En 1870, pendant la guerre franco-allemande, l’Indre-et-Loire reste à l'écart du conflit.
Cependant, des milliers de blessés arrivent dans le département.
Le 28 janvier 1871, l'Armistice est signé à Versailles.
Les Allemands s'avancent vers Bourgueil, Chinon et Descartes.
Le 2 février 1871, le canton d'Azay est occupé par 400 hommes du 4ème Uhlans et 500 fantassins du 91ème Régiment d'Oldenburg.
L'occupation dure 5 semaines.
En 1912, le transport de marchandises sur la Vienne s'arrêtera pour laisser la place au chemin de fer.
Première Guerre Mondiale :
En mars 1915, les conscrits du Chinonais participent à la formation du 409ème Régiment d'Infanterie avec des hommes venus de Touraine, d'Anjou, du Poitou, du Berry et des régions envahies du Nord.
Les compagnies des 1er et 2ème bataillons sont constituées à Chinon en mars.
La compagnie du 3ème bataillon sera formée à Azay-le-Rideau.
De janvier à début mai 1915, 2 000 hommes sont cantonnés autour de Chinon.
Le 7 avril 1915, le 3ème bataillon part pour Bourges.
Le 7 mai 1915, les 1er et 2ème bataillons partent de Chinon pour Bourges afin de former, avec le 408ème Régiment d'Infanterie, la 303ème Brigade, de la 120ème Division.
En 1918, sur les 3220 hommes du 409ème Régiment d'Infanterie, il ne reste que 480 hommes.
En tout, la ville de Chinon a perdu 173 citoyens lors de la Première Guerre Mondiale.
Cinq Chinonais morts au combat sont inscrits sur le monument aux morts de la ville.
Seconde Guerre mondiale :
En juin 1940, des convois ininterrompus de réfugiés traversent Chinon.
L'armée allemande arrive rapidement sur la rive droite de la Loire, à Port-Boulet.
Face à elle, des soldats défendent la dernière ligne de défense sur la rive gauche, entre Lignières-de-Touraine et Candes.
Le 14 juin 1940, des soldats du 1er Cuirassier échappés de Dunkerque débarquent à Port-Boulet.
Une compagnie de Saint-Maixent, des cadets de Saumur, des tirailleurs algériens et sénégalais, ainsi qu'un bataillon cycliste venu de Saumur combattent à leurs côtés.
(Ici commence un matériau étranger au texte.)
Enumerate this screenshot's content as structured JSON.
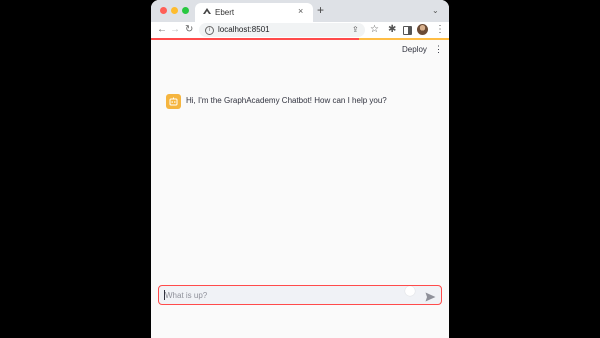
{
  "browser": {
    "tab_title": "Ebert",
    "tab_favicon": "streamlit-icon",
    "tab_close": "×",
    "new_tab": "+",
    "tab_menu": "⌄",
    "back": "←",
    "forward": "→",
    "reload": "↻",
    "url": "localhost:8501",
    "info_icon": "i",
    "share_icon": "⇪",
    "star_icon": "☆",
    "extensions_icon": "✱",
    "menu_icon": "⋮"
  },
  "app": {
    "deploy_label": "Deploy",
    "menu_icon": "⋮",
    "accent_color": "#ff4b4b",
    "loading_gradient_end": "#ffbd45"
  },
  "chat": {
    "messages": [
      {
        "role": "assistant",
        "avatar_icon": "robot-icon",
        "avatar_color": "#f5b53f",
        "text": "Hi, I'm the GraphAcademy Chatbot!  How can I help you?"
      }
    ],
    "input": {
      "value": "",
      "placeholder": "What is up?",
      "send_icon": "send-icon"
    }
  }
}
Les combats durent trois jours et font de nombreuses victimes.
Le 21 juin 1940, les Allemands enfoncent la ligne à 2 heures du matin.
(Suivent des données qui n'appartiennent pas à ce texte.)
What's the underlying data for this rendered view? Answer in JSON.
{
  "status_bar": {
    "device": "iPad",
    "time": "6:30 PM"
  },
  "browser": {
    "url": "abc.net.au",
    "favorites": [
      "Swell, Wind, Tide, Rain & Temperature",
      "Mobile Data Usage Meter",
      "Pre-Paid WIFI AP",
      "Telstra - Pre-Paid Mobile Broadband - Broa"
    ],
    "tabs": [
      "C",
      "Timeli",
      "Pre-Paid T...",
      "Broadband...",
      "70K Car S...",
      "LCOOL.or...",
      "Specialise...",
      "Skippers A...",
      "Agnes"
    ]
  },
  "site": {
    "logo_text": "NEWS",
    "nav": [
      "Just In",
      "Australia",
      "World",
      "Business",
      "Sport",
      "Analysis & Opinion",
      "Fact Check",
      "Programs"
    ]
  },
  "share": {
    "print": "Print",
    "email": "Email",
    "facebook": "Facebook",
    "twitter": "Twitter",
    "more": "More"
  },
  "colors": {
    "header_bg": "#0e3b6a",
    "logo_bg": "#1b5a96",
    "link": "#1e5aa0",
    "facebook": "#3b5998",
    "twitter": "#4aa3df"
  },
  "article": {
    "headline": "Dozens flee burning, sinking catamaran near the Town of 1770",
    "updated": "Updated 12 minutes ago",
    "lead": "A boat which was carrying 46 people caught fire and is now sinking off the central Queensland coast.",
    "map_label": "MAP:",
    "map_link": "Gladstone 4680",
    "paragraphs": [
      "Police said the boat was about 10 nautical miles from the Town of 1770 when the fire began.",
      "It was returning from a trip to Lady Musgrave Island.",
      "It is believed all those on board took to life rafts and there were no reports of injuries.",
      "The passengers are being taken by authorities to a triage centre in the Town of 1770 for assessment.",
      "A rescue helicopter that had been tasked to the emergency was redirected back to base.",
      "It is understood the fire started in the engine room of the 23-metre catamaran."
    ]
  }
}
Le jour même, à 8 heures du matin, Chinon est occupée.
Un Général Allemand se présente à l'hôtel de ville. Le maire, le docteur Henri Mattrais le reçoit.
La ville de Chinon n'a presque pas de dégâts.
Le conseil municipal s'est opposé à la destruction des ponts pendant la retraite des militaires français.
Les Chinonais s'adaptent à la présence des Allemands, grâce à l'aide du maire, du sous-préfet Paul Cay et de personnalités locales.
Ensemble, ils négocient et tentent d'éviter les confrontations avec l'occupant.
Quelques habitants agiront dans l'ombre afin de sauver des enfants Juifs.
À partir de 1941, la résistance s'organise dans le triangle L'Île-Bouchard-Saumur-Richelieu, centré sur la forêt de Scévolles.
Un groupe armé clandestin en relation avec les FFI est formé.
25 Chinonais ont rejoint le maquis.
Les 13 et 15 juin 1944, le faubourg Saint-Jacques est bombardé. 12 morts.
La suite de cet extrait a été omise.